Les morceaux choisis résument bien la vie de Tchekhov, cet homme engagé sur un plan évidemment littéraire et artistique, mais également en tant que médecin humaniste. Après avoir acheté une propriété dans les environs de Moscou, il n'aura de cesse que de lutter contre la misère, la famine, l'ignorance. Une grande partie de ses revenus sera consacrée à construire des routes, des écoles, et à soigner la population atteinte du choléra.

 

Catherine Salviat nous fait également sourire avec l'humour de l'écrivain, un humour qui peut parfois transparaître dans ses pièces. Elle nous livre quelques aphorismes, comme par exemple : « Pour de l'argent, un Allemand peut prendre un Russe pour en faire un Français !».

Les femmes, et notamment la sienne, ne sont pas oubliées.
Avec parfois, une certaine dose de misogynie : « Si vous craignez la solitude, ne vous mariez pas... »

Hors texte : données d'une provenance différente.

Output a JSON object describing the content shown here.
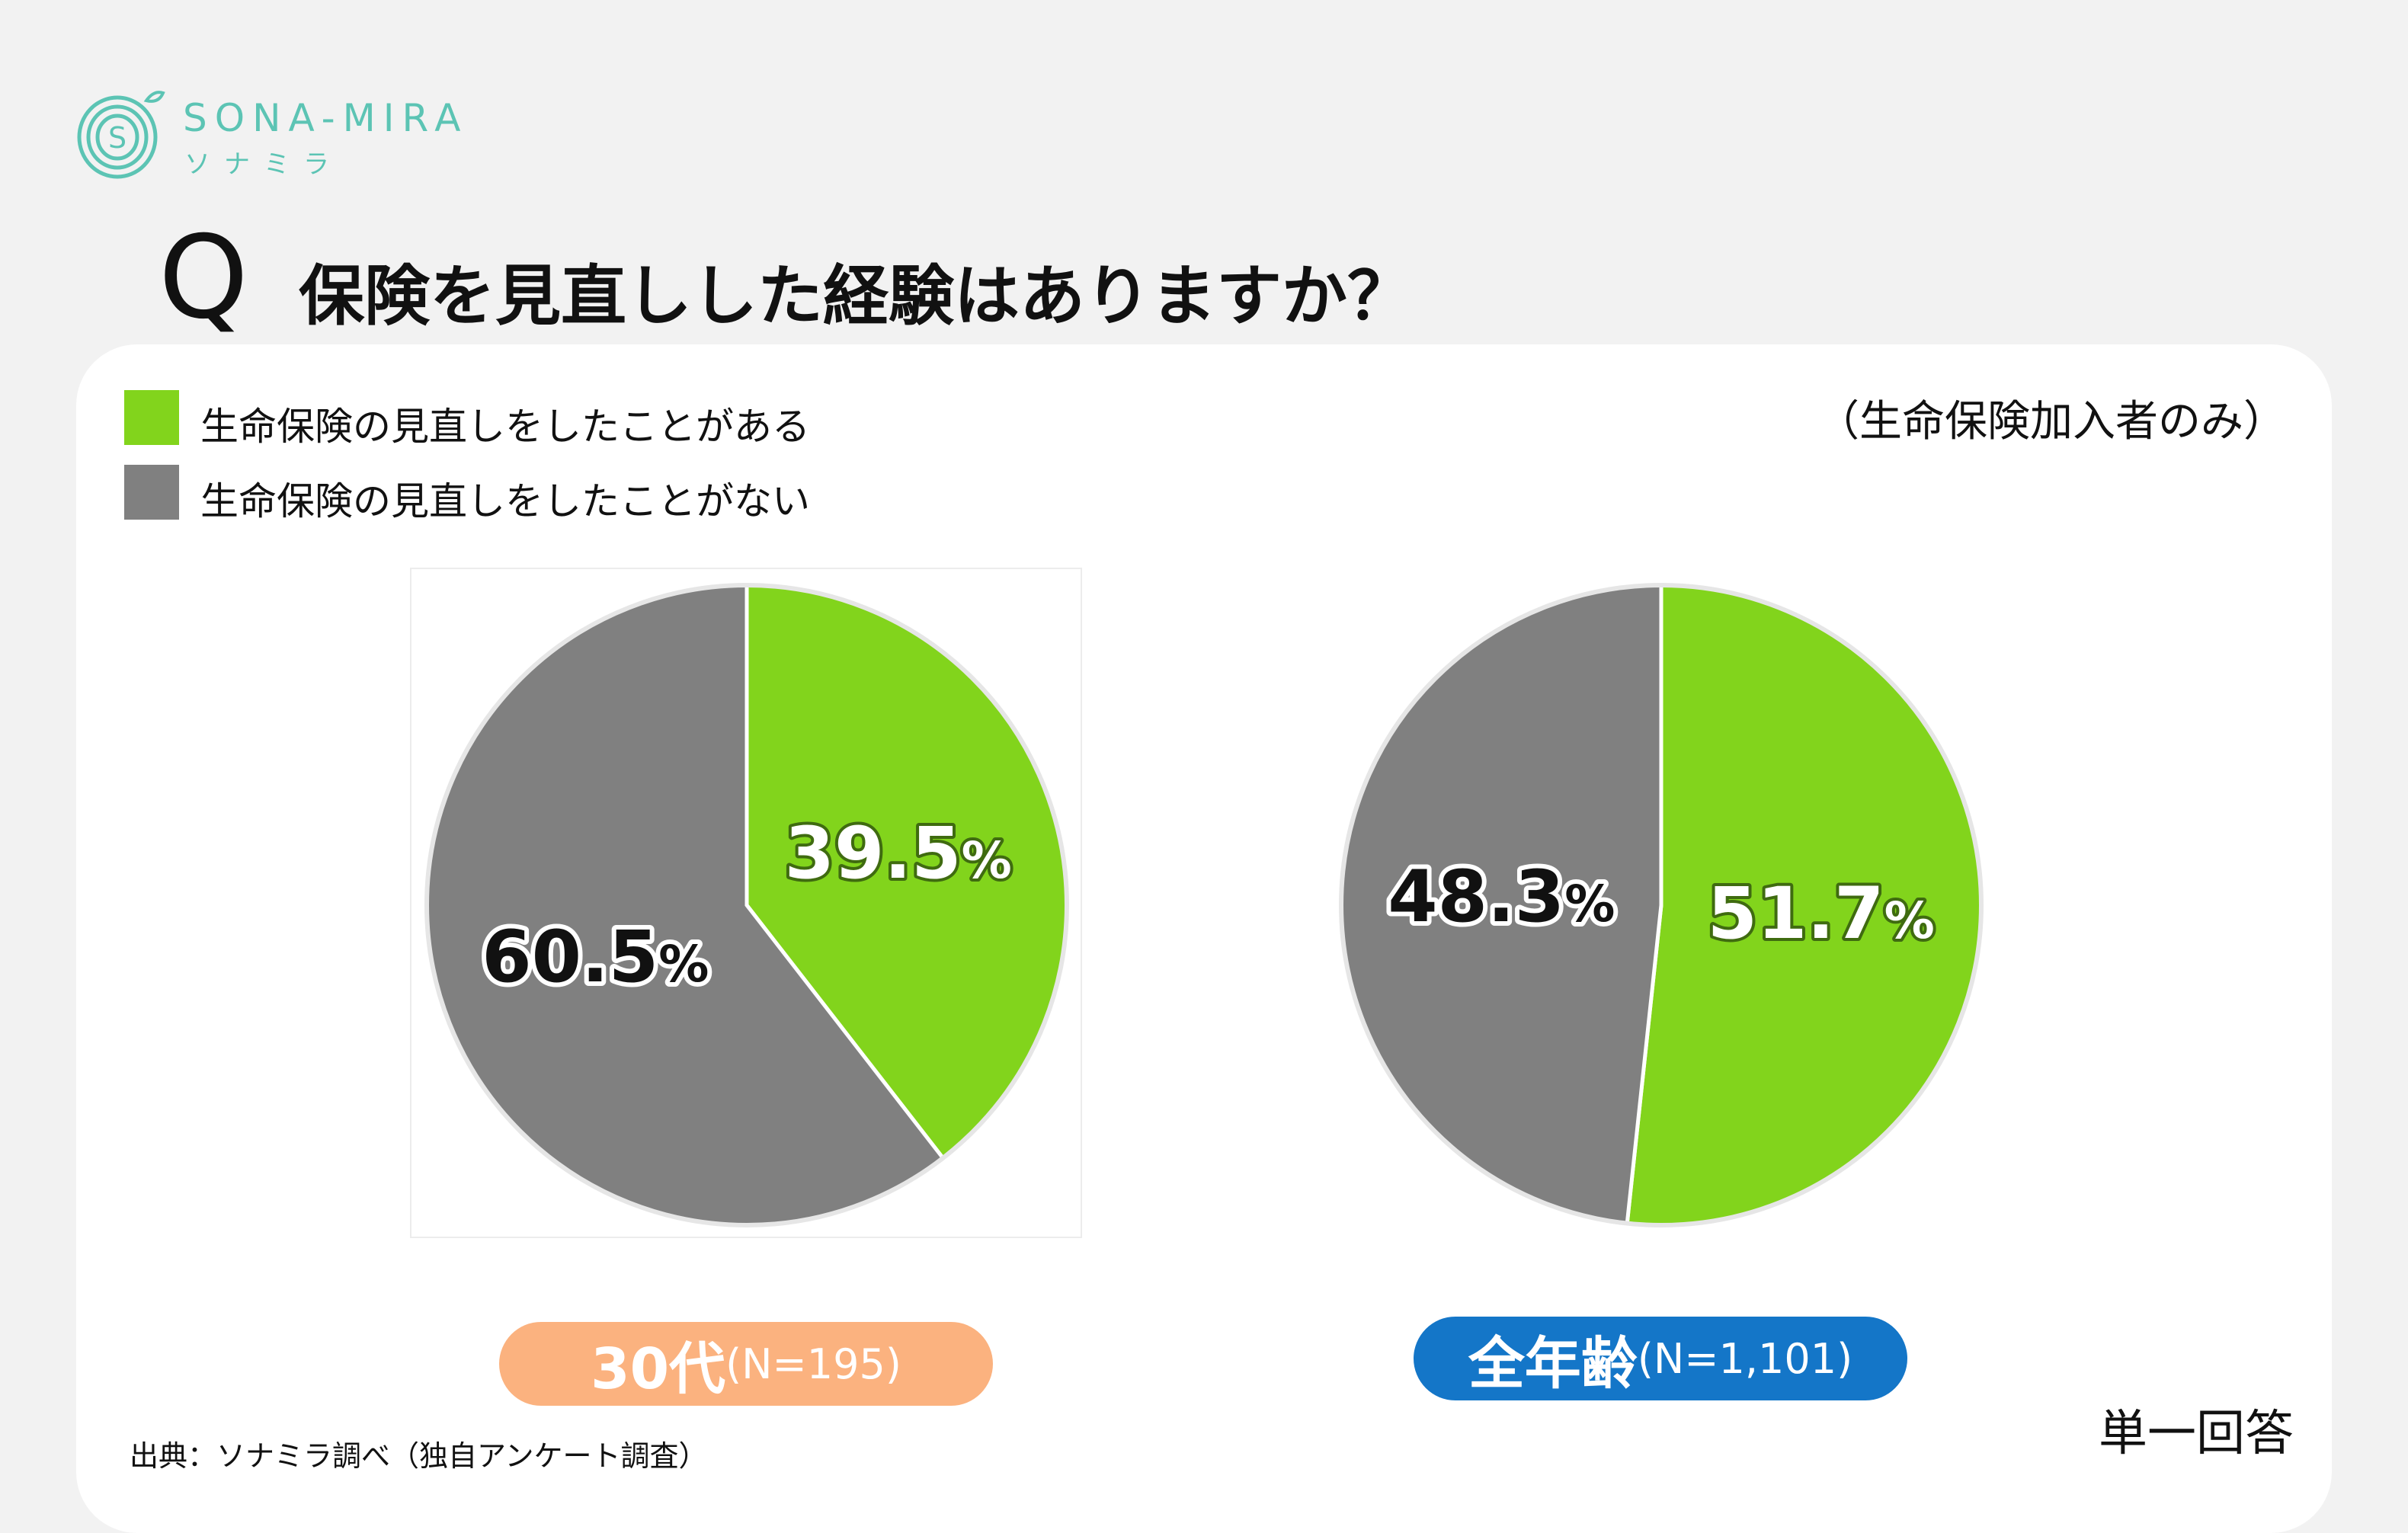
{
  "logo": {
    "text": "SONA-MIRA",
    "sub": "ソナミラ",
    "color": "#5cc4b4"
  },
  "question": {
    "letter": "Q",
    "text": "保険を見直しした経験はありますか？"
  },
  "legend": [
    {
      "label": "生命保険の見直しをしたことがある",
      "color": "#82d41c"
    },
    {
      "label": "生命保険の見直しをしたことがない",
      "color": "#808080"
    }
  ],
  "note": "（生命保険加入者のみ）",
  "chart_data": [
    {
      "type": "pie",
      "group_label": "30代",
      "n_label": "(N=195)",
      "slices": [
        {
          "name": "生命保険の見直しをしたことがある",
          "value": 39.5,
          "color": "#82d41c",
          "label": "39.5",
          "unit": "%"
        },
        {
          "name": "生命保険の見直しをしたことがない",
          "value": 60.5,
          "color": "#808080",
          "label": "60.5",
          "unit": "%"
        }
      ],
      "pill_color": "#fbb27f"
    },
    {
      "type": "pie",
      "group_label": "全年齢",
      "n_label": "(N=1,101)",
      "slices": [
        {
          "name": "生命保険の見直しをしたことがある",
          "value": 51.7,
          "color": "#82d41c",
          "label": "51.7",
          "unit": "%"
        },
        {
          "name": "生命保険の見直しをしたことがない",
          "value": 48.3,
          "color": "#808080",
          "label": "48.3",
          "unit": "%"
        }
      ],
      "pill_color": "#1476c8"
    }
  ],
  "source": "出典：ソナミラ調べ（独自アンケート調査）",
  "answer_type": "単一回答"
}
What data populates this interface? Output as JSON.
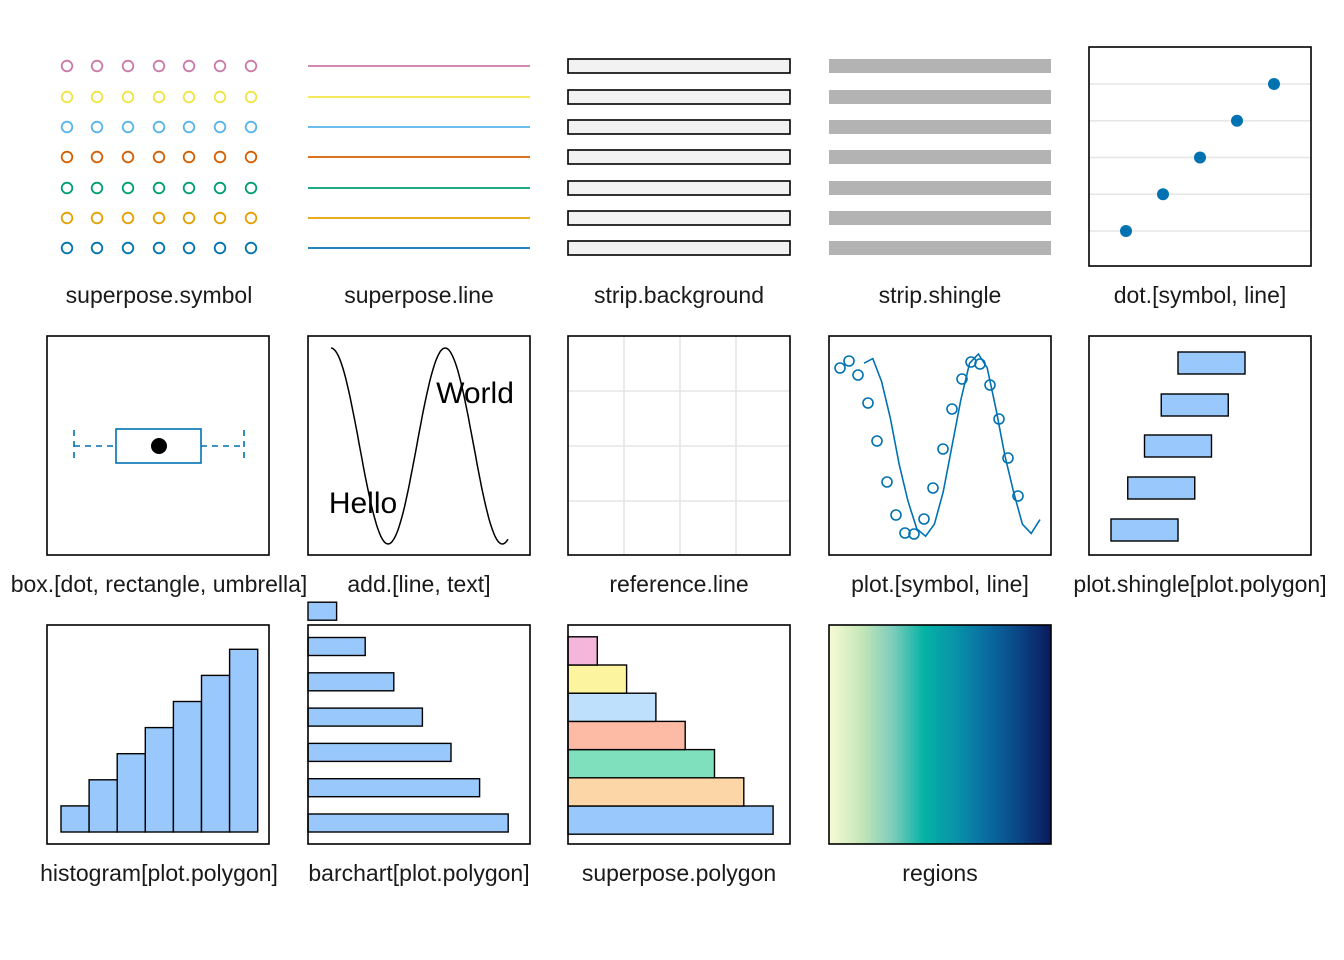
{
  "colors": {
    "superpose": [
      "#CC79A7",
      "#F0E442",
      "#56B4E9",
      "#D55E00",
      "#009E73",
      "#E69F00",
      "#0072B2"
    ],
    "blue": "#0072B2",
    "polygon_fill": "#99C8FC",
    "strip_background": "#F2F2F2",
    "strip_shingle": "#B3B3B3",
    "reference_line": "#E6E6E6",
    "polygon_fills": [
      "#99C8FC",
      "#FCD6A6",
      "#7FE0BE",
      "#FDBBA6",
      "#BFE0FC",
      "#FCF49F",
      "#F5B6DC"
    ],
    "regions_gradient": [
      "#F7FBD5",
      "#C7E7B8",
      "#7ECDBB",
      "#05B2A5",
      "#0893A8",
      "#0A6BA0",
      "#0A4585",
      "#0A1A5C"
    ]
  },
  "panels": [
    {
      "label": "superpose.symbol"
    },
    {
      "label": "superpose.line"
    },
    {
      "label": "strip.background"
    },
    {
      "label": "strip.shingle"
    },
    {
      "label": "dot.[symbol, line]"
    },
    {
      "label": "box.[dot, rectangle, umbrella]"
    },
    {
      "label": "add.[line, text]",
      "texts": [
        "World",
        "Hello"
      ]
    },
    {
      "label": "reference.line"
    },
    {
      "label": "plot.[symbol, line]"
    },
    {
      "label": "plot.shingle[plot.polygon]"
    },
    {
      "label": "histogram[plot.polygon]"
    },
    {
      "label": "barchart[plot.polygon]"
    },
    {
      "label": "superpose.polygon"
    },
    {
      "label": "regions"
    }
  ],
  "chart_data": [
    {
      "type": "scatter",
      "panel": "dot.[symbol, line]",
      "x": [
        1,
        2,
        3,
        4,
        5
      ],
      "y": [
        1,
        2,
        3,
        4,
        5
      ]
    },
    {
      "type": "line",
      "panel": "plot.[symbol, line]",
      "x": [
        0,
        1,
        2,
        3,
        4,
        5,
        6,
        7,
        8,
        9,
        10,
        11,
        12,
        13,
        14,
        15,
        16,
        17,
        18,
        19,
        20
      ],
      "y": [
        0.9,
        0.95,
        0.7,
        0.3,
        -0.2,
        -0.6,
        -0.9,
        -0.98,
        -0.85,
        -0.5,
        0.0,
        0.5,
        0.9,
        1.0,
        0.85,
        0.4,
        -0.1,
        -0.5,
        -0.85,
        -0.95,
        -0.8
      ]
    },
    {
      "type": "bar",
      "panel": "plot.shingle[plot.polygon]",
      "ranges": [
        [
          1,
          5
        ],
        [
          2,
          6
        ],
        [
          3,
          7
        ],
        [
          4,
          8
        ],
        [
          5,
          9
        ]
      ]
    },
    {
      "type": "bar",
      "panel": "histogram[plot.polygon]",
      "values": [
        1,
        2,
        3,
        4,
        5,
        6,
        7
      ]
    },
    {
      "type": "bar",
      "panel": "barchart[plot.polygon]",
      "values": [
        7,
        6,
        5,
        4,
        3,
        2,
        1
      ]
    },
    {
      "type": "bar",
      "panel": "superpose.polygon",
      "values": [
        7,
        6,
        5,
        4,
        3,
        2,
        1
      ]
    }
  ]
}
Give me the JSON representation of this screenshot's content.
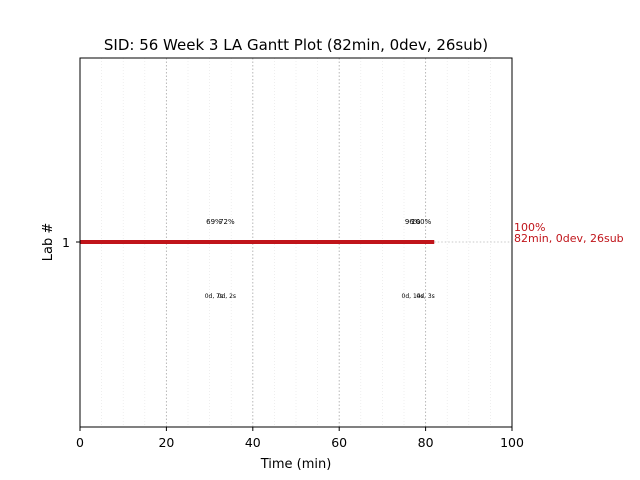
{
  "chart_data": {
    "type": "gantt",
    "title": "SID: 56 Week 3 LA Gantt Plot (82min, 0dev, 26sub)",
    "xlabel": "Time (min)",
    "ylabel": "Lab #",
    "xlim": [
      0,
      100
    ],
    "xticks": [
      "0",
      "20",
      "40",
      "60",
      "80",
      "100"
    ],
    "grid": true,
    "bars": [
      {
        "lab": "1",
        "start": 0,
        "end": 82,
        "color": "#c0141a"
      }
    ],
    "percent_labels": [
      {
        "x": 31,
        "text": "69%"
      },
      {
        "x": 34,
        "text": "72%"
      },
      {
        "x": 77,
        "text": "96%"
      },
      {
        "x": 79,
        "text": "100%"
      }
    ],
    "status_labels": [
      {
        "x": 31,
        "text": "0d, 7s"
      },
      {
        "x": 34,
        "text": "0d, 2s"
      },
      {
        "x": 77,
        "text": "0d, 14s"
      },
      {
        "x": 80,
        "text": "0d, 3s"
      }
    ],
    "end_annotation": {
      "line1": "100%",
      "line2": "82min, 0dev, 26sub"
    }
  }
}
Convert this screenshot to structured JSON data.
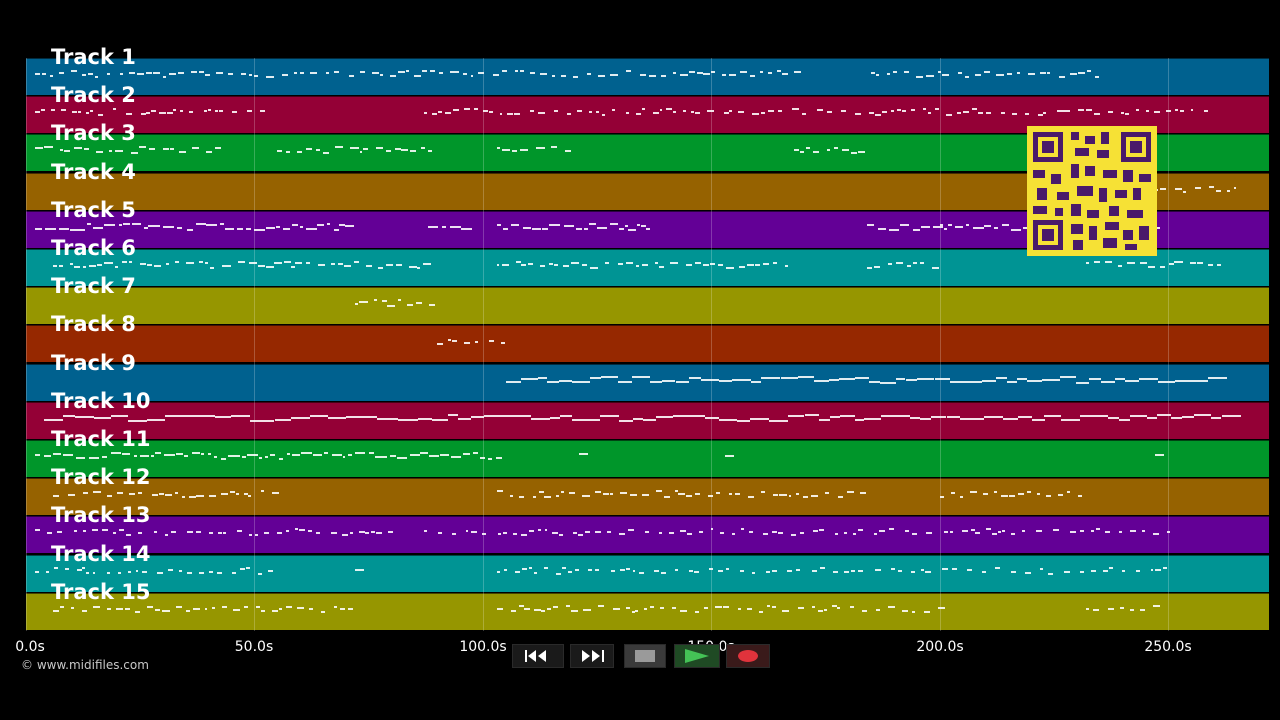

Pendant une heure et quinze minutes, nous serons plongés dans l'âme russe, avec ce qu'elle peut avoir de fulgurances, de paradoxes, d'envolées lyriques.
« Nous nous reposerons », assure Catherine-Eléna, citant les derniers mots d'Oncle Vania.
La comédienne nous rappelle également une jolie tradition qui veut qu'avant de partir, avant de ne plus revoir avant longtemps ses amis, la coutume veut que celui qui s'en va s'assoit un moment.

 

Catherine Salviat nous propose donc une très belle plongée dans l'univers de l'un des plus importants écrivains de théâtre de tous les temps. Un auteur intemporel, universel, dont l'oeuvre est plus connue que la vie.

C'est Vladimir Nabokov qui aura le dernier mot : « Чехов будет жить так долго, как есть березовые леса, закаты и желание писать, пока это вечно!»
Autrement dit : «Tchekhov vivra aussi longtemps qu'il y aura des bois de bouleaux, des couchers de soleil et le désir d'écrire, autant dire qu'il est éternel !»

Le noir tombe sur la scène.
Juste avant, Melle Salviat s'est assise.